Clinical ModernBERT: An efficient and long context encoder for biomedical text (2504.03964v1)

Published 4 Apr 2025 in cs.CL, cs.AI, and cs.LG

Abstract: We introduce Clinical ModernBERT, a transformer based encoder pretrained on large scale biomedical literature, clinical notes, and medical ontologies, incorporating PubMed abstracts, MIMIC IV clinical data, and medical codes with their textual descriptions. Building on ModernBERT the current state of the art natural language text encoder featuring architectural upgrades such as rotary positional embeddings (RoPE), Flash Attention, and extended context length up to 8,192 tokens our model adapts these innovations specifically for biomedical and clinical domains. Clinical ModernBERT excels at producing semantically rich representations tailored for long context tasks. We validate this both by analyzing its pretrained weights and through empirical evaluation on a comprehensive suite of clinical NLP benchmarks.

Summary

The paper presents Clinical ModernBERT, a model that integrates innovations like RoPE, Flash Attention, and an 8,192-token context to enhance biomedical text processing.
The methodology combines large-scale pre-training on 40M PubMed abstracts and MIMIC-IV notes with structured medical ontologies for improved semantic understanding.
Empirical results demonstrate superior performance in both short-context and long-context tasks while offering efficiency and scalability in clinical settings.

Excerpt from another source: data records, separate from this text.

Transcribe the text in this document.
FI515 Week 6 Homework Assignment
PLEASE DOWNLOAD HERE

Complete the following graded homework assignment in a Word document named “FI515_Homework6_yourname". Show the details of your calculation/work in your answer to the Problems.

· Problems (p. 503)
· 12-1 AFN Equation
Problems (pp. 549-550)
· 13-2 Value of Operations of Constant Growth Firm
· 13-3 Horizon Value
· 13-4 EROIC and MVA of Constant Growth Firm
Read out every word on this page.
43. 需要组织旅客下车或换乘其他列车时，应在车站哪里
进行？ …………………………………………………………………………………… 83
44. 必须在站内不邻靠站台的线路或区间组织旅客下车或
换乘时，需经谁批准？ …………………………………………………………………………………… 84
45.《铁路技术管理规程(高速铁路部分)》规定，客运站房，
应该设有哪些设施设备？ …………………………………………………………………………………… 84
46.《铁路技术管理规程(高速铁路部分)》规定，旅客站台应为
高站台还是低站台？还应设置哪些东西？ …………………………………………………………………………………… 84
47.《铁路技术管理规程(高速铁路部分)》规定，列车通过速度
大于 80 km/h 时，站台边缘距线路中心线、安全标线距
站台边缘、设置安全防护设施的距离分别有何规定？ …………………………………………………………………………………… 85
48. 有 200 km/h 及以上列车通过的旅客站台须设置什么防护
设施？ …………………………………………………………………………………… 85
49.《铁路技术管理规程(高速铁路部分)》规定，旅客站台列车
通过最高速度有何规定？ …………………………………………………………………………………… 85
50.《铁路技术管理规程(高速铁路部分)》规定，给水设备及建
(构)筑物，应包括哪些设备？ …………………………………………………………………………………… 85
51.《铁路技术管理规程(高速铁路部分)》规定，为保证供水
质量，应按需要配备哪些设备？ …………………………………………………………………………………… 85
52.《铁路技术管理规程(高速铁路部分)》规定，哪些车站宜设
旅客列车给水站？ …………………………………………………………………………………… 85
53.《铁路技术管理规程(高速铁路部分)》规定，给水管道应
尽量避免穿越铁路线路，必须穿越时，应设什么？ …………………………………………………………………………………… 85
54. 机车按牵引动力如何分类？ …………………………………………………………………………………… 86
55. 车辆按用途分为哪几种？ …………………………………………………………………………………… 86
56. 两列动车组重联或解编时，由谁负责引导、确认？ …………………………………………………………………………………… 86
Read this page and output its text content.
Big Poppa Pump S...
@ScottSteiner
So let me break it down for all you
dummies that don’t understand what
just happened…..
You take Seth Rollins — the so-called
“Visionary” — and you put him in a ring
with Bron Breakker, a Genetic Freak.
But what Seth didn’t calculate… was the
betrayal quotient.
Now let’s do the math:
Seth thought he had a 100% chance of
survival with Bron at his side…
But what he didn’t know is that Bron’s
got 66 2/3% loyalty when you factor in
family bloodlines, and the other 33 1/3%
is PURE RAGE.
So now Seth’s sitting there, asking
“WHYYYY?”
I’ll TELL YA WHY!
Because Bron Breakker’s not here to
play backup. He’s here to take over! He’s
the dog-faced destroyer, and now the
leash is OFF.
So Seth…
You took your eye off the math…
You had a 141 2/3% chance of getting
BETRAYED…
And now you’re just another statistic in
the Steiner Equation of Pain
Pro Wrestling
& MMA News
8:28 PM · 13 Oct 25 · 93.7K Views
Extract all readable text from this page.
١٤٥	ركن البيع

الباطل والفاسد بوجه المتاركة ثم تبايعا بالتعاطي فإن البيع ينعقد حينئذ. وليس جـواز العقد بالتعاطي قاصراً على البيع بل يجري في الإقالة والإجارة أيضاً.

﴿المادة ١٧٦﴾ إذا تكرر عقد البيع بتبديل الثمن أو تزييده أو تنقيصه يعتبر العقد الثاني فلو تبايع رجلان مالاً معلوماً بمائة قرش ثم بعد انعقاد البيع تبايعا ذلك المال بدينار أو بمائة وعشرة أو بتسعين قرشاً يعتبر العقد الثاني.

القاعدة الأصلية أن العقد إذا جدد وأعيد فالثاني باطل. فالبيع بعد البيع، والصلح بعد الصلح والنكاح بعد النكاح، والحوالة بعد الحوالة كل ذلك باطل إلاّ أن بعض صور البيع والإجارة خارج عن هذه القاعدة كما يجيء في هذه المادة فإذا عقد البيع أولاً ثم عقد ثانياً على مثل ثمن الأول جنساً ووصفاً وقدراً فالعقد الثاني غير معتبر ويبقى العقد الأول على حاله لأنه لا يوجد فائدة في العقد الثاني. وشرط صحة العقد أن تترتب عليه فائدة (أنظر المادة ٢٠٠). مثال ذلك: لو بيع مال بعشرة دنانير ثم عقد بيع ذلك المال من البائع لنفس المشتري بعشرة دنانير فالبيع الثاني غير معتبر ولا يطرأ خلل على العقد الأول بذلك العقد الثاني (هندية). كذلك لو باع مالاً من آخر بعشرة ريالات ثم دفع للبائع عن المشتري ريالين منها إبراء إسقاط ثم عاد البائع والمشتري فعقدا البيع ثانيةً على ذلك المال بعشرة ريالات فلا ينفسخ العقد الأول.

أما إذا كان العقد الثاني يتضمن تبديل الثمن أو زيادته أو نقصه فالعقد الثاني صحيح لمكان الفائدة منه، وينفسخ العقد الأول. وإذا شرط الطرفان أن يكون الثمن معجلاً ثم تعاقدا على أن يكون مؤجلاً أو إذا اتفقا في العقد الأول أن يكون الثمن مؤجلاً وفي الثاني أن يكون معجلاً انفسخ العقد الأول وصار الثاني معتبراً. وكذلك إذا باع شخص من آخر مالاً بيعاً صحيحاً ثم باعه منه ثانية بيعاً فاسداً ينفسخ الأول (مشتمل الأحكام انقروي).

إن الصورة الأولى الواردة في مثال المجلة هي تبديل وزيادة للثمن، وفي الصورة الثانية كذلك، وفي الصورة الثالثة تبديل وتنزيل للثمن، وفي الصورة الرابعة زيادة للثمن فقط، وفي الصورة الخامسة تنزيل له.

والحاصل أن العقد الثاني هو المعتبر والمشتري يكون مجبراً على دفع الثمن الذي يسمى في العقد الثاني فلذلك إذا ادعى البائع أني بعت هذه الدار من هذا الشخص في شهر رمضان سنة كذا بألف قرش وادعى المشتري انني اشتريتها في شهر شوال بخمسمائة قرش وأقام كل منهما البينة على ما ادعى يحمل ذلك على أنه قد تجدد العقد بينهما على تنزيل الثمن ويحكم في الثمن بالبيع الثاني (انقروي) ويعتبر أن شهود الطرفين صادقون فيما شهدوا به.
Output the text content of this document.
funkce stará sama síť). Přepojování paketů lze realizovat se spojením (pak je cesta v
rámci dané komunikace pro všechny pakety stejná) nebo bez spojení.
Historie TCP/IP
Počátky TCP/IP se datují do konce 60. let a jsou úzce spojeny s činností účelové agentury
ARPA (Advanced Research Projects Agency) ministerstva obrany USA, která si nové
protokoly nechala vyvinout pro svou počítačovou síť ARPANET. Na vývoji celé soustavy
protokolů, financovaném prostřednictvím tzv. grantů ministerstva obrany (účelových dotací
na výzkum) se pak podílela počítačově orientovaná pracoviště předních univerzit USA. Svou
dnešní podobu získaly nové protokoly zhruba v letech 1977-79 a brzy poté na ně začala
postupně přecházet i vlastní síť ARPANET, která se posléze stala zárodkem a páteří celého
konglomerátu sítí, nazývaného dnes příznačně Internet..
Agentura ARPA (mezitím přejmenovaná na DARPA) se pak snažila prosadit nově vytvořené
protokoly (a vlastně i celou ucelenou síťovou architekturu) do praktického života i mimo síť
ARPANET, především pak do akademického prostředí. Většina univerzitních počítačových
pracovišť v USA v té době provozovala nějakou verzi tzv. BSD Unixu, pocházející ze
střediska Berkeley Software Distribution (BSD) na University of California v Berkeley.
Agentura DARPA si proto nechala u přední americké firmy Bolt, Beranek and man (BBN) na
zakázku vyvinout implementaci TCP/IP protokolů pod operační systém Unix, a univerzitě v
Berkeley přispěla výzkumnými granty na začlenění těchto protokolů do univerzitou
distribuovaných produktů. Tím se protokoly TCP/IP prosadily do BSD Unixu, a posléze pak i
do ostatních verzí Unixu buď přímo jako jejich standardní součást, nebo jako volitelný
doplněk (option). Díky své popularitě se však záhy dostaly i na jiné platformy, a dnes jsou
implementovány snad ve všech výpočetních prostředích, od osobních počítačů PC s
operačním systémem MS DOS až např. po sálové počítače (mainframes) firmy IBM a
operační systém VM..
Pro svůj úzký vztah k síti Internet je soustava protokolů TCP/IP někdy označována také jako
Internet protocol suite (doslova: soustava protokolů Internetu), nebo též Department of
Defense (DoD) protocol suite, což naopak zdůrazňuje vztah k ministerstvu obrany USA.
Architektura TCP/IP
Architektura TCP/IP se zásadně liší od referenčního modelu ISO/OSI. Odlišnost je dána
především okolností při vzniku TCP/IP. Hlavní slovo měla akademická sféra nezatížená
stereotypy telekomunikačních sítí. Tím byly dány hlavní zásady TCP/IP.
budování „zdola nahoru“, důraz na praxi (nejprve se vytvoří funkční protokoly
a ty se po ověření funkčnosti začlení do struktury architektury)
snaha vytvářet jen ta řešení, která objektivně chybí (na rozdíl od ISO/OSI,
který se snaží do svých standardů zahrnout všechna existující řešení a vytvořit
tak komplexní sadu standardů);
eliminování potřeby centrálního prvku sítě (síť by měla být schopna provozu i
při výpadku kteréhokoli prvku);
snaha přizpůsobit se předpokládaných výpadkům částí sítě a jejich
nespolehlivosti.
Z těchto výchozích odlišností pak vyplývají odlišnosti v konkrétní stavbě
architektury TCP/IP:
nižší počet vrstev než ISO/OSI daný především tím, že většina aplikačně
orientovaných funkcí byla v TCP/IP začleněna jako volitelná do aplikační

Clinical ModernBERT: An Efficient and Long Context Encoder for Biomedical Text

Introduction to Clinical ModernBERT

The development of LLMs tailored for biomedical text has advanced significantly, aiming to address specific challenges associated with the domain's complexity and varied nature. Clinical ModernBERT is a specialized transformer-based encoder leveraging architectural innovations from ModernBERT to enhance performance in biomedical and clinical settings. This model is built upon large-scale datasets, including biomedical literature, clinical notes, and medical ontologies, effectively integrating domain-specific knowledge into its pre-training.

Architectural Innovations

Clinical ModernBERT adopts several enhancements originally introduced in ModernBERT, such as Rotary Positional Embeddings (RoPE), Flash Attention, and an extended context length of up to 8,192 tokens. These features contribute to a more efficient and scalable performance compared to previous models:

Rotary Positional Embeddings (RoPE): This approach embeds positional information in a rotation-based format, facilitating improved generalization for longer sequences.
Flash Attention: Reduces the memory and computational cost of self-attention mechanisms, enabling efficient handling of extended contexts.
Extended Context Length: Supports sequences up to 8,192 tokens, enabling processing of long-form biomedical documents.

Pre-Training Methodology

The pre-training phase utilizes a diverse corpus, combining structured medical ontologies with unstructured clinical and biomedical texts. This setup ensures that Clinical ModernBERT can effectively handle the specialized vocabulary and syntax typical of biomedical literature.

Figure 1: Medical Code Ontologies Construction: An illustration of structured ontology construction across multiple ICD code versions.

Clinical ModernBERT's pre-training includes approximately 40 million PubMed abstracts and clinical notes from the MIMIC-IV dataset. The incorporation of structured medical ontologies provides a robust framework for encoding medical concepts, enhancing semantic learning and facilitating tasks like entity normalization and concept linking.

Empirical Validation

The effectiveness of Clinical ModernBERT is demonstrated through a series of benchmarks and latent space analyses. It consistently outperforms other baseline models, including BioClinicalBERT and Clinical Longformer, across various NLP tasks, reflecting substantial improvements in domain adaptation and representational capacity.

Figure 2: ICD-9 tSNE Latent Space Visualization: A tSNE visualization of the ICD 9 Diagnoses codes using modernBERT versus Clinical ModernBERT.

The model achieves competitive results on both short-context tasks like EHR classification and long-context tasks such as those found in the i2b2 shared task suite. Additionally, the efficiency gains from Flash Attention and optimized encoding strategies allow for practical deployments in resource-constrained clinical settings.

Efficiency and Scalability

Clinical ModernBERT exhibits significant computational benefits over existing models, as shown in comparative performance analyses. Its lower processing times across varying data volumes make it particularly suitable for real-world clinical applications where efficiency and scalability are critical.

Figure 3: Comparative Performance Analysis of BERT Models: Demonstrating processing time requirements across three BERT variants as data volume increases.

Conclusion

Clinical ModernBERT represents a substantial advancement in biomedical NLP, emphasizing efficient, long-context processing tailored for specialized medical domains. It integrates architectural innovations and domain-specific pre-training, yielding a model that outperforms predecessors in both practical and theoretical dimensions. Future developments may explore the integration of Clinical ModernBERT with multimodal medical data, expanding its applicability and effectiveness in clinical decision support systems. As the model is publicly available, it stands to contribute significantly to ongoing research and development efforts in medical NLP applications.